Long-term outcome of open or endovascular repair of abdominal aortic aneurysm

Posted in Anesthesia at 19:31 by Laci

By J De Bruin, A Baas, J Buth, M Prinssen, E Verhoeven, P Cuypers, M van Sambeek, R Balm, D Grobbee, J Blankensteijn for the DREAM Study Group

NEJM 2010;362:1881-1889

For patients with large abdominal aortic aneurysms, randomized trials have shown an initial overall survival benefit for elective endovascular repair over conventional open repair. This survival difference, however, was no longer significant in the second year after the procedure. Information regarding the comparative outcome more than 2 years after surgery is important for clinical decision making.

Methods
We conducted a long-term, multicenter, randomized, controlled trial comparing open repair with endovascular repair in 351 patients with an abdominal aortic aneurysm of at least 5 cm in diameter who were considered suitable candidates for both techniques. The primary outcomes were rates of death from any cause and reintervention. Survival was calculated with the use of Kaplan–Meier methods on an intention-to-treat basis.

Results
We randomly assigned 178 patients to undergo open repair and 173 to undergo endovascular repair.

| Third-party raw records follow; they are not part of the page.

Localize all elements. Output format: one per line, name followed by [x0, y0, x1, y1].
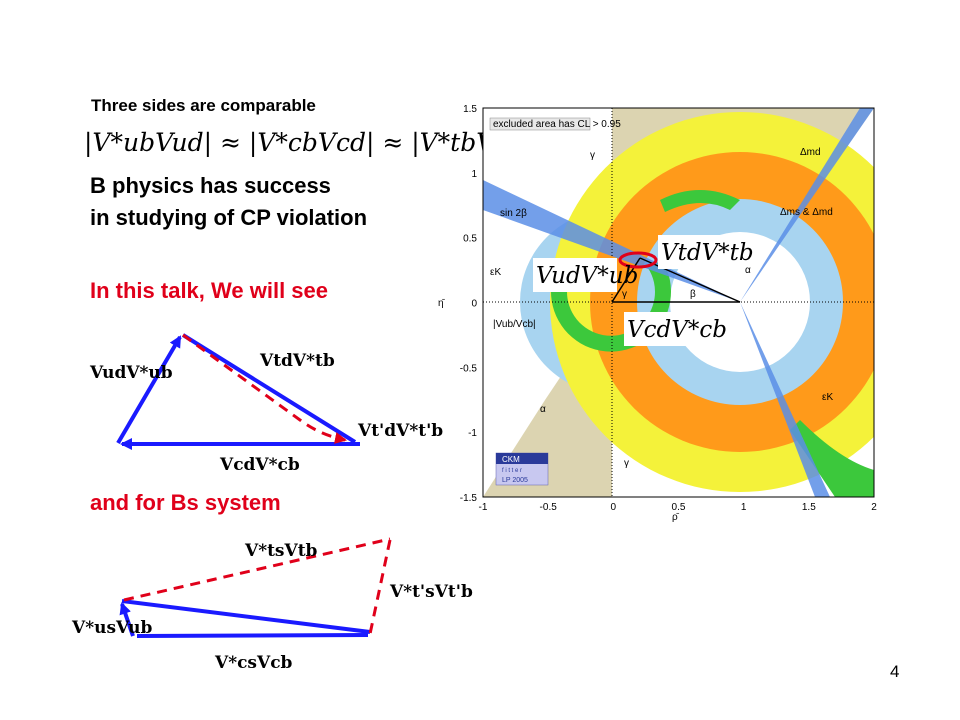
bs-dashed-vtprime — [368, 539, 392, 635]
ckm-y-axis-label: η̄ — [438, 298, 446, 309]
ckm-gamma-apex: γ — [622, 289, 627, 300]
ckm-plot: excluded area has CL > 0.95 γ sin 2β Δmd… — [438, 104, 878, 523]
ckm-logo-line3: LP 2005 — [502, 477, 528, 484]
bs-label-vtprime: V*t'sVt'b — [389, 582, 473, 602]
ckm-x-tick: 1 — [741, 502, 747, 513]
ckm-x-tick: 0.5 — [672, 502, 686, 513]
ckm-x-tick: 1.5 — [802, 502, 816, 513]
comparable-heading: Three sides are comparable — [91, 96, 316, 115]
ckm-vub-vcb: |Vub/Vcb| — [493, 319, 536, 330]
bd-label-vtprime: Vt'dV*t'b — [357, 421, 443, 441]
ckm-x-axis-label: ρ̄ — [672, 512, 680, 523]
bd-dashed-vtd — [182, 333, 347, 444]
bs-label-vus: V*usVub — [71, 618, 152, 638]
ckm-logo-line2: f i t t e r — [502, 468, 522, 474]
ckm-overlay-vud: VudV*ub — [536, 263, 638, 289]
bd-label-vud: VudV*ub — [89, 363, 173, 383]
bs-triangle: V*tsVtb V*t'sVt'b V*usVub V*csVcb — [71, 537, 473, 673]
ckm-epsk-right: εK — [822, 392, 833, 403]
ckm-x-tick: -1 — [479, 502, 488, 513]
unitarity-formula: |V*ubVud| ≈ |V*cbVcd| ≈ |V*tbVtd| — [84, 128, 529, 157]
ckm-x-ticks: -1 -0.5 0 0.5 1 1.5 2 — [479, 502, 878, 513]
ckm-dmd: Δmd — [800, 147, 821, 158]
bd-triangle: VudV*ub VtdV*tb Vt'dV*t'b VcdV*cb — [89, 333, 443, 475]
ckm-y-tick: 1.5 — [463, 104, 477, 115]
ckm-x-tick: 0 — [611, 502, 617, 513]
bphysics-line-2: in studying of CP violation — [90, 205, 368, 230]
ckm-y-tick: 0 — [471, 299, 477, 310]
ckm-overlay-vtd: VtdV*tb — [661, 240, 754, 266]
ckm-dms-dmd: Δms & Δmd — [780, 207, 833, 218]
ckm-alpha-apex: α — [745, 265, 751, 276]
ckm-alpha-bottom: α — [540, 404, 546, 415]
ckm-y-tick: -1 — [468, 428, 477, 439]
ckm-y-tick: -0.5 — [460, 363, 478, 374]
bs-label-vts: V*tsVtb — [244, 541, 318, 561]
ckm-x-tick: 2 — [871, 502, 877, 513]
ckm-beta: β — [690, 289, 696, 300]
ckm-overlay-vcd: VcdV*cb — [627, 317, 727, 343]
page-number: 4 — [890, 662, 900, 681]
ckm-logo-line1: CKM — [502, 455, 520, 464]
ckm-epsk-left: εK — [490, 267, 501, 278]
bs-label-vcs: V*csVcb — [214, 653, 293, 673]
ckm-y-tick: 1 — [471, 169, 477, 180]
ckm-legend-note: excluded area has CL > 0.95 — [493, 119, 621, 130]
bphysics-line-1: B physics has success — [90, 173, 331, 198]
talk-heading: In this talk, We will see — [90, 278, 329, 303]
ckm-x-tick: -0.5 — [540, 502, 558, 513]
bd-arrow-vtd — [181, 333, 357, 444]
ckm-y-ticks: 1.5 1 0.5 0 -0.5 -1 -1.5 — [460, 104, 478, 504]
bs-dashed-vts — [123, 537, 391, 602]
ckm-y-tick: -1.5 — [460, 493, 478, 504]
bs-arrow-vcs — [136, 633, 369, 638]
bd-arrow-vud — [116, 335, 182, 445]
bd-label-vtd: VtdV*tb — [259, 351, 335, 371]
bs-arrow-vus — [119, 602, 135, 637]
ckm-sin2beta: sin 2β — [500, 208, 527, 219]
bs-heading: and for Bs system — [90, 490, 281, 515]
ckm-gamma-top: γ — [590, 150, 595, 161]
ckm-gamma-bottom: γ — [624, 458, 629, 469]
bd-label-vcd: VcdV*cb — [219, 455, 300, 475]
ckm-y-tick: 0.5 — [463, 234, 477, 245]
bs-arrow-vts — [121, 599, 371, 634]
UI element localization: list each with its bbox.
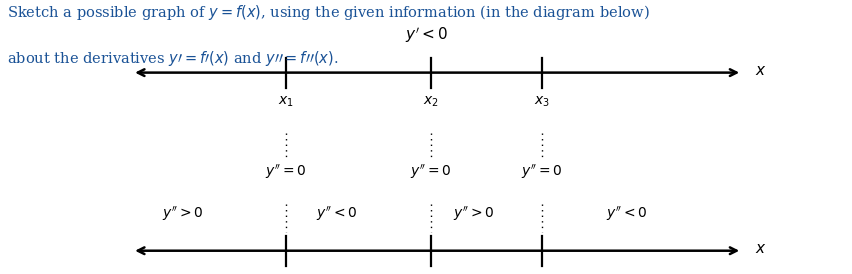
Text: $x$: $x$ [754, 242, 766, 256]
Text: $y^{\prime\prime} < 0$: $y^{\prime\prime} < 0$ [315, 205, 358, 223]
Text: $y^{\prime} < 0$: $y^{\prime} < 0$ [405, 25, 447, 45]
Text: $y^{\prime\prime} > 0$: $y^{\prime\prime} > 0$ [162, 205, 204, 223]
Text: $y^{\prime\prime} > 0$: $y^{\prime\prime} > 0$ [452, 205, 494, 223]
Text: $x_3$: $x_3$ [533, 95, 549, 109]
Text: $y^{\prime\prime} < 0$: $y^{\prime\prime} < 0$ [605, 205, 648, 223]
Text: $y^{\prime\prime} = 0$: $y^{\prime\prime} = 0$ [520, 163, 562, 181]
Text: $y^{\prime\prime} = 0$: $y^{\prime\prime} = 0$ [264, 163, 307, 181]
Text: about the derivatives $y\prime = f\prime(x)$ and $y\prime\prime = f\prime\prime(: about the derivatives $y\prime = f\prime… [7, 49, 338, 68]
Text: $x$: $x$ [754, 64, 766, 78]
Text: Sketch a possible graph of $y = f(x)$, using the given information (in the diagr: Sketch a possible graph of $y = f(x)$, u… [7, 3, 649, 22]
Text: $x_2$: $x_2$ [423, 95, 438, 109]
Text: $y^{\prime\prime} = 0$: $y^{\prime\prime} = 0$ [409, 163, 452, 181]
Text: $x_1$: $x_1$ [278, 95, 293, 109]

Six years after randomization, the cumulative survival rates were 69.9% for open repair and 68.9% for endovascular repair (difference, 1.0 percentage point; 95% confidence interval [CI], –8.8 to 10.8; P=0.97). The cumulative rates of freedom from secondary interventions were 81.9% for open repair and 70.4% for endovascular repair (difference, 11.5 percentage points; 95% CI, 2.0 to 21.0; P=0.03).

Conclusions
Six years after randomization, endovascular and open repair of abdominal aortic aneurysm resulted in similar rates of survival. The rate of secondary interventions was significantly higher for endovascular repair.